Aug 23, 2013, 3:05 PM EDT
On paper, the scenario didn’t look good.
The New Jersey Devils — who finished last year with the third-fewest goals for (110) in the league — watched former 30-goal man David Clarkson sign in Toronto this summer, then had their most prolific sniper, Ilya Kovalchuk, abruptly retire.
Those subtractions alone were reason for pessimism.
In response, Devils GM Lou Lamoriello took an interesting approach to solving those offensive woes — he went targeted older, bigger and more experienced players.
Quite a few of them, actually.
Lamoriello’s biggest splash came by signing Ryane Clowe to a five-year, $24.25 million deal.
Clowe, who turns 31 in September, averaged 20 goals per season from 2008-12.
The savviest move might’ve been inking 33-year-old Michael Ryder to a two-year, $7 million pact. Though he’s been cast aside a few times in his career, Ryder’s goalscoring ability cannot be denied — he had 16 in 48 games last year and 35 in 82 games two seasons ago.
Lamoreillo’s most publicized move, though, was inking Jaromir Jagr.
Jagr, 41, is still producing at a clip most players would envy. His 35 points last year would’ve put him second on the Devils, one shy of Patrik Elias‘ team-leading 36 — and that came during a season in which Jagr estimates he played over 100 games all told.

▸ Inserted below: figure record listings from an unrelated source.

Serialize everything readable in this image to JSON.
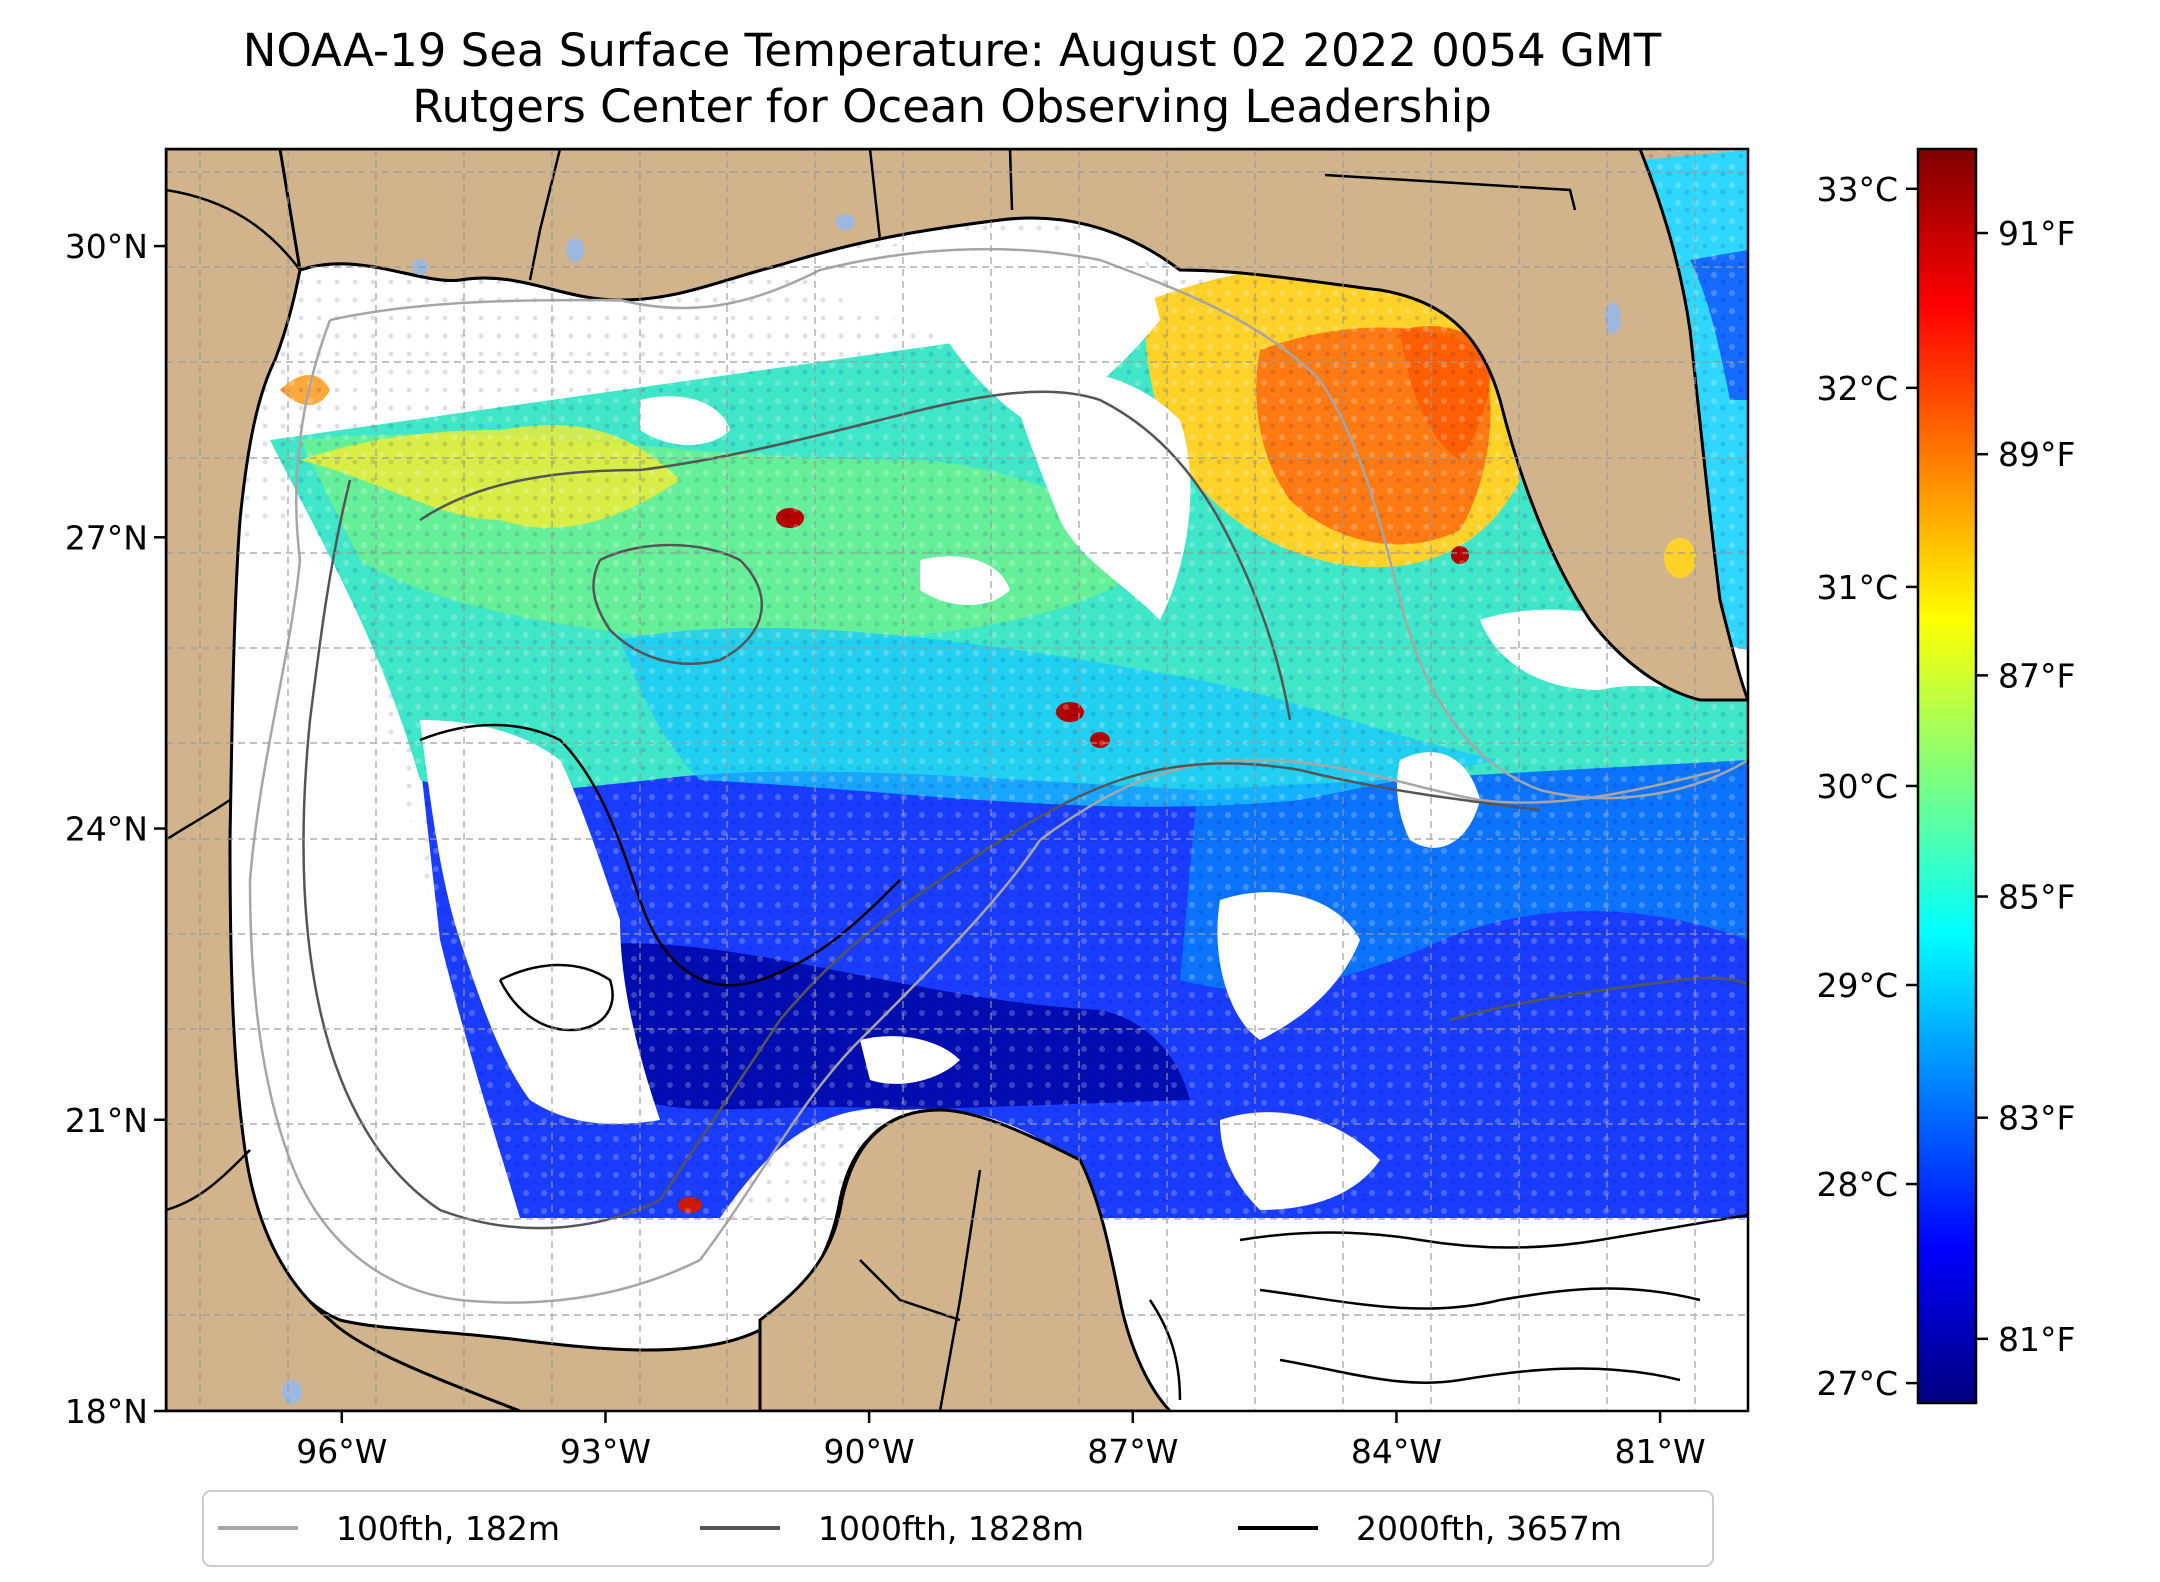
{
  "title": {
    "line1": "NOAA-19 Sea Surface Temperature: August 02 2022 0054 GMT",
    "line2": "Rutgers Center for Ocean Observing Leadership"
  },
  "map": {
    "lon_range": [
      -98,
      -80
    ],
    "lat_range": [
      18,
      31
    ],
    "lat_ticks": [
      {
        "value": 30,
        "label": "30°N"
      },
      {
        "value": 27,
        "label": "27°N"
      },
      {
        "value": 24,
        "label": "24°N"
      },
      {
        "value": 21,
        "label": "21°N"
      },
      {
        "value": 18,
        "label": "18°N"
      }
    ],
    "lon_ticks": [
      {
        "value": -96,
        "label": "96°W"
      },
      {
        "value": -93,
        "label": "93°W"
      },
      {
        "value": -90,
        "label": "90°W"
      },
      {
        "value": -87,
        "label": "87°W"
      },
      {
        "value": -84,
        "label": "84°W"
      },
      {
        "value": -81,
        "label": "81°W"
      }
    ]
  },
  "colorbar": {
    "colormap": "jet",
    "colors": [
      "#00007f",
      "#0000ff",
      "#007fff",
      "#00ffff",
      "#7fff7f",
      "#ffff00",
      "#ff7f00",
      "#ff0000",
      "#7f0000"
    ],
    "celsius_range": [
      26.9,
      33.2
    ],
    "celsius_ticks": [
      {
        "value": 33,
        "label": "33°C"
      },
      {
        "value": 32,
        "label": "32°C"
      },
      {
        "value": 31,
        "label": "31°C"
      },
      {
        "value": 30,
        "label": "30°C"
      },
      {
        "value": 29,
        "label": "29°C"
      },
      {
        "value": 28,
        "label": "28°C"
      },
      {
        "value": 27,
        "label": "27°C"
      }
    ],
    "fahrenheit_ticks": [
      {
        "value": 91,
        "label": "91°F"
      },
      {
        "value": 89,
        "label": "89°F"
      },
      {
        "value": 87,
        "label": "87°F"
      },
      {
        "value": 85,
        "label": "85°F"
      },
      {
        "value": 83,
        "label": "83°F"
      },
      {
        "value": 81,
        "label": "81°F"
      }
    ]
  },
  "legend": {
    "items": [
      {
        "label": "100fth, 182m",
        "color": "#a6a6a6"
      },
      {
        "label": "1000fth, 1828m",
        "color": "#555555"
      },
      {
        "label": "2000fth, 3657m",
        "color": "#000000"
      }
    ]
  },
  "colors": {
    "land": "#d2b48c",
    "lakes": "#9db7df",
    "no_data": "#ffffff"
  }
}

The Jagr deal — bringing on the NHL’s second-oldest skater — embodied New Jersey’s overall offseason approach, as Lamoriello also re-upped with 35-year-old Dainius Zubrus and 37-year-old Elias, giving the Devils a forward makeup filled with veterans. Of the club’s “top 12” forwards, only Adam Henrique and Andrei Loktionov are under the age of 28.
But the question remains: Can relying so heavily on bigger, older players work in the current NHL?
According Lamoriello, experience teamed with the size (Clowe, Jagr and Zubrus are all at least 6-foot-2 and 225 pounds) should work just fine.
“We like our team right now,” he told the Associated Press. “Certainly our goaltending is improved. Our defence is improved because of the experience of the young guys and up front we are going to be a four-line team.
“We have power-play people and penalty killers. This will be one of the bigger teams we’ve had.”